No entanto, conforme narrado abaixo, na época em que começamos o nosso estudo, o método tradicionalmente usado para a captura (e geralmente a caça) dos nossos grandes felinos, eram cachorros especialmente treinados para esse fim. Com uma matilha bem-treinada de cães onceiros, era possível programar capturas extremamente eficientes, e principalmente por esse motivo, as populações de onças-pintadas no Pantanal (e em outros ecossistemas também) estavam seriamente ameaçadas. Conforme já relatado, foram usados os serviços de um antigo caçador, com os seus cachorros, para as primeiras capturas dos animais aparelhados com colares, no projeto em Acurizal. Com essas experiências positivas, uma das primeiras providências que tomei, quando reiniciando o estudo na Miranda Estância, foi começar a formar uma matilha própria do projeto, para adquirir independência nessa etapa fundamental para a realização do estudo. Primeiro pedindo emprestados cachorros com experiência e juntando a eles cachorros de boa procedência que me foram doados. Neste processo, eu tive uma ajuda extremamente importante de João Carlos Marinho Lutz, proprietário de uma das fazendas mais bonitas que eu já conheci no Pantanal, a Santo Antônio do Paraíso, entre os rios Itiquira e Correntes, no município de Rondonópolis. Ele me ajudou na obtenção de cachorros onceiros que eu usei nas primeiras capturas na Miranda Estância, o que permitiu o sucesso posterior do projeto. Eu cheguei a ter 28 cachorros próprios, para uso no projeto, alguns muito bons e outros nem tanto. Mas juntos, eles garantiam, com alguma eficiência, as capturas e recapturas que possibilitaram levar o estudo a bom termo.

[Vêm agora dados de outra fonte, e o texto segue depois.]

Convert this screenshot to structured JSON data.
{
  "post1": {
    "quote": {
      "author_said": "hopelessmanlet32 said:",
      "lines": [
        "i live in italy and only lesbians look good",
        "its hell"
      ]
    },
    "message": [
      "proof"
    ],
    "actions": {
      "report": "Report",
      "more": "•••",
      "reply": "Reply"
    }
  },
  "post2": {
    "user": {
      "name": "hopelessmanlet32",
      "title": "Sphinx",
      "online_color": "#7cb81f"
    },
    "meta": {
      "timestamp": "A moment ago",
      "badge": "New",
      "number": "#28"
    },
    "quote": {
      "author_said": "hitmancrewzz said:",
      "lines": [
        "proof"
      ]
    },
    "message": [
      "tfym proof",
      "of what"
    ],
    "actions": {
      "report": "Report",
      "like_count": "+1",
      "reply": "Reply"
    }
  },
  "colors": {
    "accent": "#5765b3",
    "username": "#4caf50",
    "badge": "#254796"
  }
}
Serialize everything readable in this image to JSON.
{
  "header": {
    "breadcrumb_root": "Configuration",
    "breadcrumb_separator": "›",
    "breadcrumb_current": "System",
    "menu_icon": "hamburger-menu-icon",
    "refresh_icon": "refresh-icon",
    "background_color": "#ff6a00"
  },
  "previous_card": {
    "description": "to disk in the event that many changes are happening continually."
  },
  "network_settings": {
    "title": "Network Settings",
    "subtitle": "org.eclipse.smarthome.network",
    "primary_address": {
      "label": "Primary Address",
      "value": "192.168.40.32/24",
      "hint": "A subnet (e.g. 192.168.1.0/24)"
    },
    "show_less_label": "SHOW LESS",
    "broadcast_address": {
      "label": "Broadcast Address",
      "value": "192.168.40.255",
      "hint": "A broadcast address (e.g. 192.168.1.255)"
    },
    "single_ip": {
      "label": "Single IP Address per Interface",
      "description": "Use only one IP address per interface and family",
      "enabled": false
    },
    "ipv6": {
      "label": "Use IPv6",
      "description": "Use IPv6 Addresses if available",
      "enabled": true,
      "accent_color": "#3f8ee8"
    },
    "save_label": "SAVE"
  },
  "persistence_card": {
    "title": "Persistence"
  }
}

Com essa introdução, passo a narrar o caso abaixo:
No dia 17 de julho de 1982, saímos do retiro do Corcunda, onde estava sediado o projeto de estudo da onça-pintada no Pantanal de Mato Grosso, na Miranda Estância, MS, para tentar recapturar o Dr. Wonderful (apelidado de Doc), um macho subadulto de onça-pintada, para troca do seu colar VHF. Uma vez que o colar havia sido colocado nele no dia 28 de dezembro de 1981, estávamos começando a ficar preocupados que, com o crescimento da musculatura do pescoço do animal nos últimos seis meses, o colar pudesse estar começando a incomodar. No dia anterior, o Howard Quigley, meu colega no projeto e pesquisador da (então) New York Zoological Society (atualmente Wildlife Conservation Society), havia localizado todas as três onças aparelhadas com colar, com o nosso piloto de táxi aéreo, o Nilson Antônio Paes (Pita, para os amigos). Resolvemos aproveitar a oportunidade para recapturar o Doc, pois ele estava perto do Corcunda. No grupo de captura, estavam, além do Howard e eu, o Luiz Flamarion Barbosa de Oliveira (atualmente, pesquisador no Setor de Mamíferos do Museu Nacional, no Rio de Janeiro) que havia vindo passar uns dias comigo, o Vadú, capataz do retiro do Corcunda, e o Bastião e o Sabino, funcionários da fazenda.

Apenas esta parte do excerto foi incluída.